Fiction, Personal, Writing|

You’ve heard the saying before, “I stood at the edge of darkness, looking into the abyss, and the Abyss blinked.” – or the not-as-oft portrayed version, “I stood at the edge of darkness, looking into the abyss, and I blinked.” Both are very evocative of the characters they’re trying to represent: One is a tough character that takes no bullshit, and the other is a coward.

I never th ought I’d have the opportunity to stand at the edge of Abyss. Staring out into blank nothingness, I wondered about the “others” who had stood here before me. Were they really so tough that this “nothingness” was scared of them? Or were they so weak that they cringed back, scampering away to hide from its invisible eye?

But I think the answer to that is “No”. They were neither brave, nor scared; neither brave warriors or cowards. They were people, honestly, living at the edge of nothing, and trying to turn that into something more than what it was.

You see, as I look into this void, this absence of everything I’ve ever known, I have to question the sanity of anyone who stands here and isn’t afraid. With one step further, you cease to exist.

But then I have to wonder, too, about the sanity of someone who is terrified of that. If you cease to exist, will it matter? Will your step across the threshold have any consequence to you? The answer is, of course, no. It won’t matter to you, because you will be nothing.

But there are people it will affect, and until they come to the edge of nothingness themselves, their course will be affected by everything you do, and your decision to step willingly into the abyss. So, perhaps, that is the meaning behind nothingness. That could be the reason to abstain from jumping heedlessly into this great unknown.

But perhaps the real answer for all of these questions, is how do we walk calmly, with dignity, to the edge of everything, and then step off without fear, and without leaving the road behind us in a state worse than it was before our passing? Perhaps, then, knowing that nothingness awaits, we could focus our efforts on making the journey there better?

Or worse. There are undoubtedly those who would use that knowledge to create strife in this world. To say, “It doesn’t matter,” and seek to damage the paths of everyone around them. So, maybe, the Abyss was formed, with its unblinking, or blinking eye, to deter people from falling to far off the path. Often, our heroes who stare unflinchingly into the darkness are those who possess virtues we adore.

So then the Abyss is an evil punishment, and it will hold us accountable for the path we leave behind. At least, that’s what our stories tell us, when our villains look out into what never was, and see in it their own failures.

Perhaps that’s where we should look when we seek to define that which isn’t. Looking out into darkness and seeing a reflection of what is in our own minds, like a child walking through the house after the power has gone out. Shaped by the stories told to us by our parents, and grandparents, so too is the Abyss.

But the stories never prepare you for the moment when you face it, and you look back and see everything you’ve ever done and where you’ve ever been.

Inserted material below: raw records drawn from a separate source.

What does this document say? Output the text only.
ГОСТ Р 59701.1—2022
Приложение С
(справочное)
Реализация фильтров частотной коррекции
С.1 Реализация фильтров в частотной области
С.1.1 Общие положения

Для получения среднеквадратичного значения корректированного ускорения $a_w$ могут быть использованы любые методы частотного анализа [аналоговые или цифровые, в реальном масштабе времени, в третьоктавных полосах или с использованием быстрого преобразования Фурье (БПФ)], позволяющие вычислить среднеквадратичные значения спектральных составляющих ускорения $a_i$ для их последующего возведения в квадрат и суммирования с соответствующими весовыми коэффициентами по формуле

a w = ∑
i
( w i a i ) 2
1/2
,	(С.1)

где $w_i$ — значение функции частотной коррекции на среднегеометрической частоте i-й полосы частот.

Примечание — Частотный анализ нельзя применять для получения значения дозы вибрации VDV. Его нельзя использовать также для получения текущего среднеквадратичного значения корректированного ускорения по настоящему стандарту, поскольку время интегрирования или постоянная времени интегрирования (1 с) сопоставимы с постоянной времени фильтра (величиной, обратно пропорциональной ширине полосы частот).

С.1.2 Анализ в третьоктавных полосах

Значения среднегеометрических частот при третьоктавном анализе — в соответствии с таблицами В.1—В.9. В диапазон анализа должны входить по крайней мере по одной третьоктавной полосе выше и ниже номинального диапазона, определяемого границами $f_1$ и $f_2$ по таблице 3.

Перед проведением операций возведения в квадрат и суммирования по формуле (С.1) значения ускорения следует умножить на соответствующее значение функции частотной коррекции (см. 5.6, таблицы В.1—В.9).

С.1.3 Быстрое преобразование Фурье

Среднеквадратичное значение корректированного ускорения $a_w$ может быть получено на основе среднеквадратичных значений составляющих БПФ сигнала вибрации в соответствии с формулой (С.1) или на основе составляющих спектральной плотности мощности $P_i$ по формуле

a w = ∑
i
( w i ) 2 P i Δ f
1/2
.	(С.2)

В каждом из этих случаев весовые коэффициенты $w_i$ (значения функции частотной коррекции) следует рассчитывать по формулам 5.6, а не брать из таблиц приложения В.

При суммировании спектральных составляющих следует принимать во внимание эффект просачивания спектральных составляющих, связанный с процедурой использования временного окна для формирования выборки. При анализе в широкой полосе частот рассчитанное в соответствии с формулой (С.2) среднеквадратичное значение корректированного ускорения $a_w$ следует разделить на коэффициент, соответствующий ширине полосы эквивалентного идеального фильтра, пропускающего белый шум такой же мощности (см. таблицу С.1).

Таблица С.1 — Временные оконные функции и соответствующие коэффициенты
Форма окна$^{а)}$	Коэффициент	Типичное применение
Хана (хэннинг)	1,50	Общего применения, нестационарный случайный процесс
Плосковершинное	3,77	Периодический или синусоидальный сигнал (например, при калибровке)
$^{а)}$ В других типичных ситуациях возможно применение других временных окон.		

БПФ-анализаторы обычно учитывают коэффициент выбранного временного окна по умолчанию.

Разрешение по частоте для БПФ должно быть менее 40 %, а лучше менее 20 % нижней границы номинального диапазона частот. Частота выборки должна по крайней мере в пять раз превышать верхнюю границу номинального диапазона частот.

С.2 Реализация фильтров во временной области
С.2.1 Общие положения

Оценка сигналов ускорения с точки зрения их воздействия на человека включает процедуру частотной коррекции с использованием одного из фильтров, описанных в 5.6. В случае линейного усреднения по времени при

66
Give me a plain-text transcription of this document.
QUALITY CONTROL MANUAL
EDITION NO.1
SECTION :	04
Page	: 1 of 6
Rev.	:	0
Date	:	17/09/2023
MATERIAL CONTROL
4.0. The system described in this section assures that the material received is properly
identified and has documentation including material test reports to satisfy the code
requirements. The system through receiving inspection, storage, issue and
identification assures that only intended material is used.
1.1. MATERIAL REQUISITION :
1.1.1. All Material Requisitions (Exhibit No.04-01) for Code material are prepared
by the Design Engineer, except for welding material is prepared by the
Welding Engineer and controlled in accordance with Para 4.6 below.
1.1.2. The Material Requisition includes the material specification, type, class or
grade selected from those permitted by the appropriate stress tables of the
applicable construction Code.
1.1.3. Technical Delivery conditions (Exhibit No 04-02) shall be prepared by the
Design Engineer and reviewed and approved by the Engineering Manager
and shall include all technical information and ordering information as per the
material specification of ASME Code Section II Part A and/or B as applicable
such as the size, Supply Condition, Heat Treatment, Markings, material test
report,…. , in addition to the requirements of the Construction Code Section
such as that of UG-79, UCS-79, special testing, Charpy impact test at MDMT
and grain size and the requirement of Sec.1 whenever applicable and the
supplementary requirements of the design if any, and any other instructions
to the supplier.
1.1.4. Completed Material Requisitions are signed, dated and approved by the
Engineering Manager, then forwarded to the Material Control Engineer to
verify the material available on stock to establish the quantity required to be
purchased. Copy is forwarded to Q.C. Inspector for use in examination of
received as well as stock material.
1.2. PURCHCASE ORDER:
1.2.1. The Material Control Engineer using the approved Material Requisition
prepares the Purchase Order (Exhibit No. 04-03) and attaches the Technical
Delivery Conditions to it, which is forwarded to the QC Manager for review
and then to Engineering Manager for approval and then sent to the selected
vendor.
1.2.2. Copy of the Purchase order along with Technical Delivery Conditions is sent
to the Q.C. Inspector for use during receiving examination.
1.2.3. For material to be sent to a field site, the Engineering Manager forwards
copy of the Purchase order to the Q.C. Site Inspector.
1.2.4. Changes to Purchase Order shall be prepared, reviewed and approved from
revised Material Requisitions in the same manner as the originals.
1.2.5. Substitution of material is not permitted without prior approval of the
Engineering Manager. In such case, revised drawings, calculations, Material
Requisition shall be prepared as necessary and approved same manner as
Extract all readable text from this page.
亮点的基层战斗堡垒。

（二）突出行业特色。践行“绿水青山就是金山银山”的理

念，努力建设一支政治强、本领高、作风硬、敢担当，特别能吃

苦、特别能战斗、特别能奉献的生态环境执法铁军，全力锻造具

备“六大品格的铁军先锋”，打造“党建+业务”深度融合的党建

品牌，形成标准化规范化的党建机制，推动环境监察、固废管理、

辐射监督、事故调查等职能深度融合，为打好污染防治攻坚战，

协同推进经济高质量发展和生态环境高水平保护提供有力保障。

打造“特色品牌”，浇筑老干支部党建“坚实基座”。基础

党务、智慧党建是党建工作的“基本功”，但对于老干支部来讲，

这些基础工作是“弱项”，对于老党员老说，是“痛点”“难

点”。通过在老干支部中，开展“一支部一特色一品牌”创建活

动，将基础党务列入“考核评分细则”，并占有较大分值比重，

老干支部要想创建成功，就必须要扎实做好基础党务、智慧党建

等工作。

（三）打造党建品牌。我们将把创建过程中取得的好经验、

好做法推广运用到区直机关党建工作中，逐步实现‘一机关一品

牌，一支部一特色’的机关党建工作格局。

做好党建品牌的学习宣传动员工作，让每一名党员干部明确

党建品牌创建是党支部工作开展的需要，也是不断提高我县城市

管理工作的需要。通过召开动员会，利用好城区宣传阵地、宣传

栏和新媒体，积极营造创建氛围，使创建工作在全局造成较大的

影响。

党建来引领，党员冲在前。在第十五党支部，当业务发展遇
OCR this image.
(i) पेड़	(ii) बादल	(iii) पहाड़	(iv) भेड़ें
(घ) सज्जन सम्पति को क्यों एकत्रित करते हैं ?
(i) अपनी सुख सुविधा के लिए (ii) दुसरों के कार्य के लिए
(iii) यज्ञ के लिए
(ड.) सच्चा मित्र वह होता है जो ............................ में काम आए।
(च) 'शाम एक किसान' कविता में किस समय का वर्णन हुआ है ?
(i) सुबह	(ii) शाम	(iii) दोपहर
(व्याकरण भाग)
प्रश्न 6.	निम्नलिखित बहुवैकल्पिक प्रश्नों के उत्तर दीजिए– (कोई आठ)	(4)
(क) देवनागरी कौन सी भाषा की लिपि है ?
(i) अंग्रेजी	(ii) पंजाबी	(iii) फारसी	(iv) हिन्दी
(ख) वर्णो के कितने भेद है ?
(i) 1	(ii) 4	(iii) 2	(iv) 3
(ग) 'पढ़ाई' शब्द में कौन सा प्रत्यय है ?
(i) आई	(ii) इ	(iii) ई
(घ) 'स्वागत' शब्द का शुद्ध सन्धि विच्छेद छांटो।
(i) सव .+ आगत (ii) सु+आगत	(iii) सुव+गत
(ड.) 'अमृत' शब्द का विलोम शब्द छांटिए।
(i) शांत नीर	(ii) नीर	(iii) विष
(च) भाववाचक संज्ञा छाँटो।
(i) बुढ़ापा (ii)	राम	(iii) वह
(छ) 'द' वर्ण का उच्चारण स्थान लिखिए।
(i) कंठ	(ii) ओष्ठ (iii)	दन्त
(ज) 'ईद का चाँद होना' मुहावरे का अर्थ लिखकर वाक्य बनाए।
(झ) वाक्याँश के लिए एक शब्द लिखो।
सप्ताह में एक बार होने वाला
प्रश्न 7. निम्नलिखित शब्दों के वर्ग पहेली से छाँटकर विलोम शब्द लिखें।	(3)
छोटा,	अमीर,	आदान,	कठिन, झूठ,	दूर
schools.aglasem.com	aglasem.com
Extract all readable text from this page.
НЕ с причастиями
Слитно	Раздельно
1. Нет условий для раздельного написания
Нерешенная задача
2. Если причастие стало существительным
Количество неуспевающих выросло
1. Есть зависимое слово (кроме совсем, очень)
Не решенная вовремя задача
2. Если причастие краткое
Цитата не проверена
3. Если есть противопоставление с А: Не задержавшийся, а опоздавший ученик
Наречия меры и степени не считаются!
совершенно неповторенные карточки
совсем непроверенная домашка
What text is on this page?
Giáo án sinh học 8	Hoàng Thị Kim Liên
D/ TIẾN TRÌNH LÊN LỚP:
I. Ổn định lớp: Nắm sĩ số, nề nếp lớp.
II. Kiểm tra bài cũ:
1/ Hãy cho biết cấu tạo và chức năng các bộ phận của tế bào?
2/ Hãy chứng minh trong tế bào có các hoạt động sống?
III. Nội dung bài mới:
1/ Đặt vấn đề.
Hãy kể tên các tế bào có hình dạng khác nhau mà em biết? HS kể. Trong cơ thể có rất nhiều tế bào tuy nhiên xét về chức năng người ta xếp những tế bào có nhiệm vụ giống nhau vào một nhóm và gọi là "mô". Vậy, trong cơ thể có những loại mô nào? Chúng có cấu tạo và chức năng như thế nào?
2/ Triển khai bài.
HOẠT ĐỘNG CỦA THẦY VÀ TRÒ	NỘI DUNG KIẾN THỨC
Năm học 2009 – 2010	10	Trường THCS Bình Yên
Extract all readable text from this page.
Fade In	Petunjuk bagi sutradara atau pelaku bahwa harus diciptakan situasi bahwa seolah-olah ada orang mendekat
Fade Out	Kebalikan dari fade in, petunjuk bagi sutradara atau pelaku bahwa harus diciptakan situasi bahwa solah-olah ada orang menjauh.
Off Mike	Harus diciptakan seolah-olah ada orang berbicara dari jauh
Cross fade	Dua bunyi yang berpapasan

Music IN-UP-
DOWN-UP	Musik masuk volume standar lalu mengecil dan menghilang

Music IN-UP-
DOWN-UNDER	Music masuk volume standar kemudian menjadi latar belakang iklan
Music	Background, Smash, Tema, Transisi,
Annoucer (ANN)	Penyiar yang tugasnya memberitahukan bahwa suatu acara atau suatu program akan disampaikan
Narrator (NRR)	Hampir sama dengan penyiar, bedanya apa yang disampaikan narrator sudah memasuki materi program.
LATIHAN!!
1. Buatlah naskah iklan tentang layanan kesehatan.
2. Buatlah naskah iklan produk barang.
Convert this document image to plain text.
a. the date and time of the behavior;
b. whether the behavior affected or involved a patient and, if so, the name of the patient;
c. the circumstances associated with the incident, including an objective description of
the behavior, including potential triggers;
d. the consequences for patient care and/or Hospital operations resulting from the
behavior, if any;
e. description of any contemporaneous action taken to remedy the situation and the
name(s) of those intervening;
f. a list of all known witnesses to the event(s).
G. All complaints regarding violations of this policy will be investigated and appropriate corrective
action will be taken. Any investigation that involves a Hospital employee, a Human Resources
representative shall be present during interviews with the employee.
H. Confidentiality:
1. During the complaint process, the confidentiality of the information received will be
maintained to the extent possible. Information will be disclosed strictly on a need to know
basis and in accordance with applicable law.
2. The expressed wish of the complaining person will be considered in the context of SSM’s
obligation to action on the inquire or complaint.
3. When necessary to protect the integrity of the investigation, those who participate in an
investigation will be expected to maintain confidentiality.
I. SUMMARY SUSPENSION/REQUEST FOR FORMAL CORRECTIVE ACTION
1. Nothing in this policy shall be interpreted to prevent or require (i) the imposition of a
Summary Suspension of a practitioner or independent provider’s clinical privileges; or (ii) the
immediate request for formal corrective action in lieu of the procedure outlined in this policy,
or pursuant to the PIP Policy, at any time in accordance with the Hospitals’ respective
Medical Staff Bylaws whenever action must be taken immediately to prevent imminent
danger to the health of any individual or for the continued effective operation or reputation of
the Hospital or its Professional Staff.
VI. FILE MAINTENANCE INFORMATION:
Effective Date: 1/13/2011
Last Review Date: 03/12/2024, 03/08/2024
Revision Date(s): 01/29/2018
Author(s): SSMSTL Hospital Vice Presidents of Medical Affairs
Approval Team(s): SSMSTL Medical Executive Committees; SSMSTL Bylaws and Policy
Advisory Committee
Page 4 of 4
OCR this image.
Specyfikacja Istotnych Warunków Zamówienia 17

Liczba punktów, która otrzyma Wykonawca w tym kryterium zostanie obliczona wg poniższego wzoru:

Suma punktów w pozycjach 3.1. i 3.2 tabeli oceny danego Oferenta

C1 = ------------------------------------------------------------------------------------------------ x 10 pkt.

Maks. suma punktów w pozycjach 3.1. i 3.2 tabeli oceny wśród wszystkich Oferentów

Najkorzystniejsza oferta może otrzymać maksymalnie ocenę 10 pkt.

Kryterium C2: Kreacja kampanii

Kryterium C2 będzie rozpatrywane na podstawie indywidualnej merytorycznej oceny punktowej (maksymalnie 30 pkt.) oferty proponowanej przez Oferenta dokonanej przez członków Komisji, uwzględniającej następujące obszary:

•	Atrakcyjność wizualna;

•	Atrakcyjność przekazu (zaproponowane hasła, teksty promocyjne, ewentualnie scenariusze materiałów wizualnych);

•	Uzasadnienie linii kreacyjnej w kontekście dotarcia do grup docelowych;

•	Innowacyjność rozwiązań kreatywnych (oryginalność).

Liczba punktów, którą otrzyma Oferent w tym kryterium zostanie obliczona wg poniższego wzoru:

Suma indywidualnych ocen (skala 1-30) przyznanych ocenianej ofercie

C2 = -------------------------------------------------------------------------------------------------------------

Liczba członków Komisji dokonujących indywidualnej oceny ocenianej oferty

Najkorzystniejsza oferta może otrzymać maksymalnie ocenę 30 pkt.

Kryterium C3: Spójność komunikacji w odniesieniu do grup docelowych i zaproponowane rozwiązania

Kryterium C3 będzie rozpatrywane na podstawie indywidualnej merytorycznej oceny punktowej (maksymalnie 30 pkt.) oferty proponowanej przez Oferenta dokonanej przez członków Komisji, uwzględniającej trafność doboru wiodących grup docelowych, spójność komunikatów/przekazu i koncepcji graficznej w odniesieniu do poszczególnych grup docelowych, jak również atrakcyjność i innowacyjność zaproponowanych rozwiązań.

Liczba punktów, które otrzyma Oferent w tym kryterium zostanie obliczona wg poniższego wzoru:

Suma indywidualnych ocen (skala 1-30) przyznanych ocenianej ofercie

To leave that all behind, on stories from people who’ve never crossed the threshold… For the first time in your life, you are alone, and you are scared.

That is where your character is tested. Whether the Abyss blinks at you, or casts you a flirty wink, or brings to mind the warmest summer nights spent laying in the ocean without a star overhead. That is when you know who you are.

Nobody else will ever understand you, like you do, in that moment.